Researchers conducted an additional study in which the genetic sequences within over 2000 children suffering from early-onset obesity were analyzed and compared to children of a normal weight. During this analysis it was observed that those children who displayed instances showing the mutation of the KSR2 gene were seen to have an increased level in appetite, lower cardiovascular function, slower metabolism rate and a higher resistance to insulin than the children who did not display the mutation of the KSR2 gene. It was also discovered that mutation of the KSR2 gene effectively disabled oxidization of glucose and fatty acids a function which is the key to the human body's metabolism process.
The study of the KSR2 gene and it's mutation was observed by Sadaf Faroqi, a researcher based at the University of Cambridge who went on to explain that although some people had made changes within their daily diet to lower calorie consumption and even introduced an exercise workout routine to stimulate weight loss and weight control, the rates of which the calories were burned were significantly different in each person. This discovery led to the conclusion that some people had the potential to gain weight at a faster rate than others.

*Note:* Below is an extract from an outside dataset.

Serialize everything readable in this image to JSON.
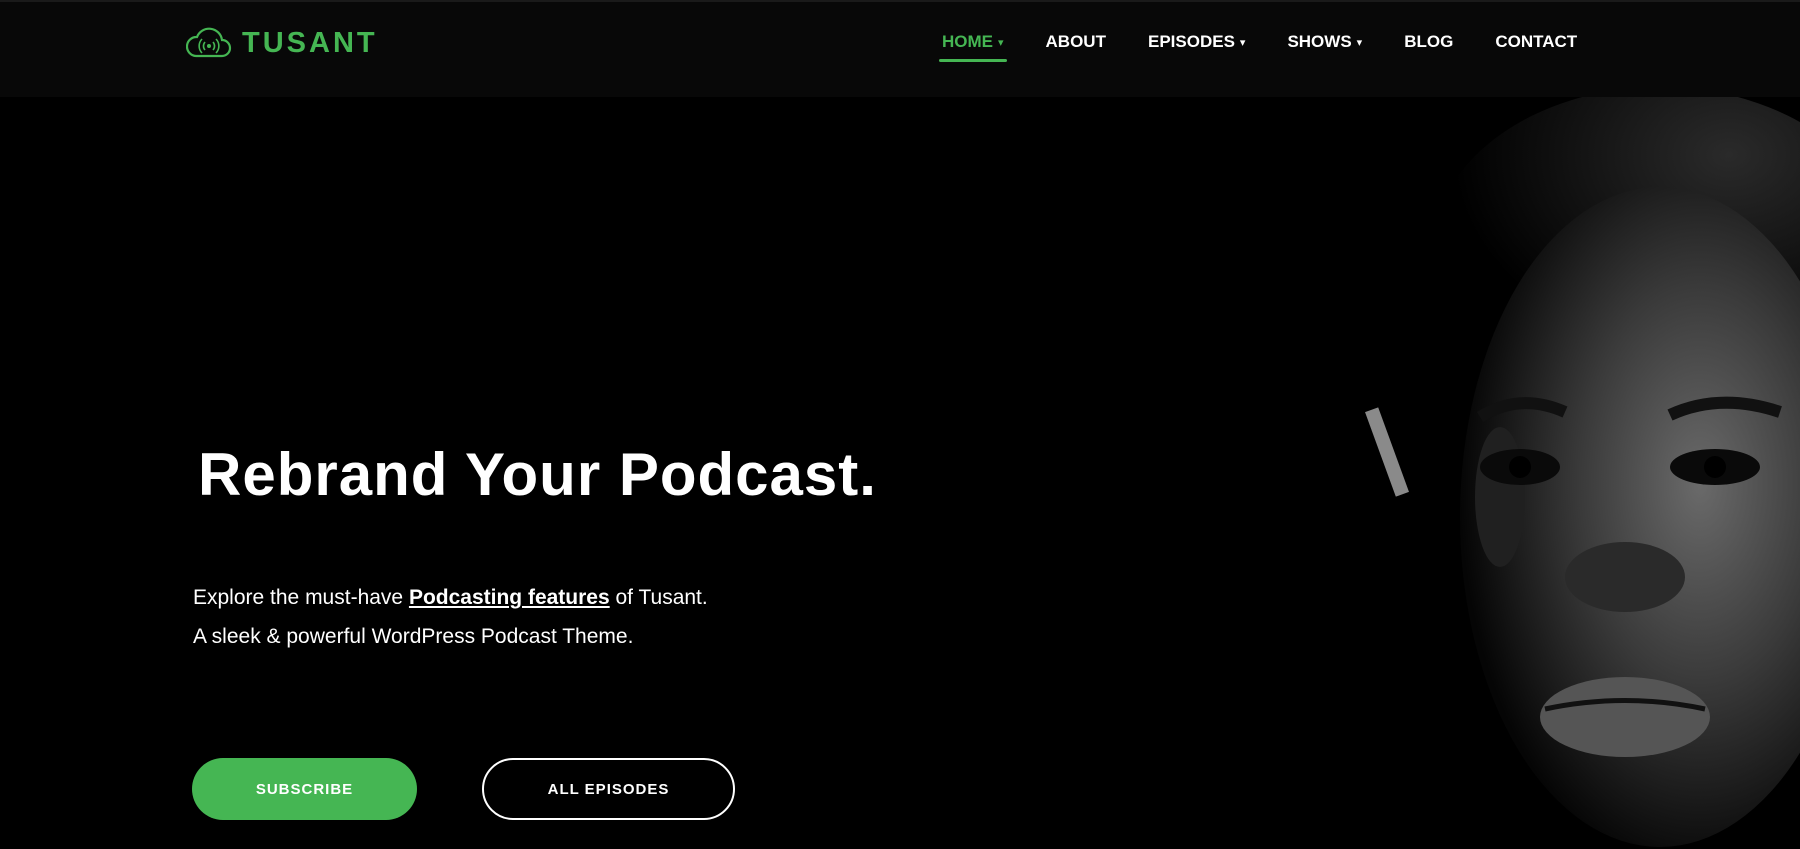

Researchers through scientific studies found that by using specific drugs to regulate the protein content encoded by the KSR2 gene a successful treatment option could be developed for patients suffering from obesity and type 2 diabetes.
Experiments using the existing drug metformin which has been successfully used in the treatment of diabetics, revealed that it had the ability to lower oxidation levels of cells contained within KSR2 mutated genes which proved as a viable option for the treatment of type 2 diabetics and people suffering from obesity.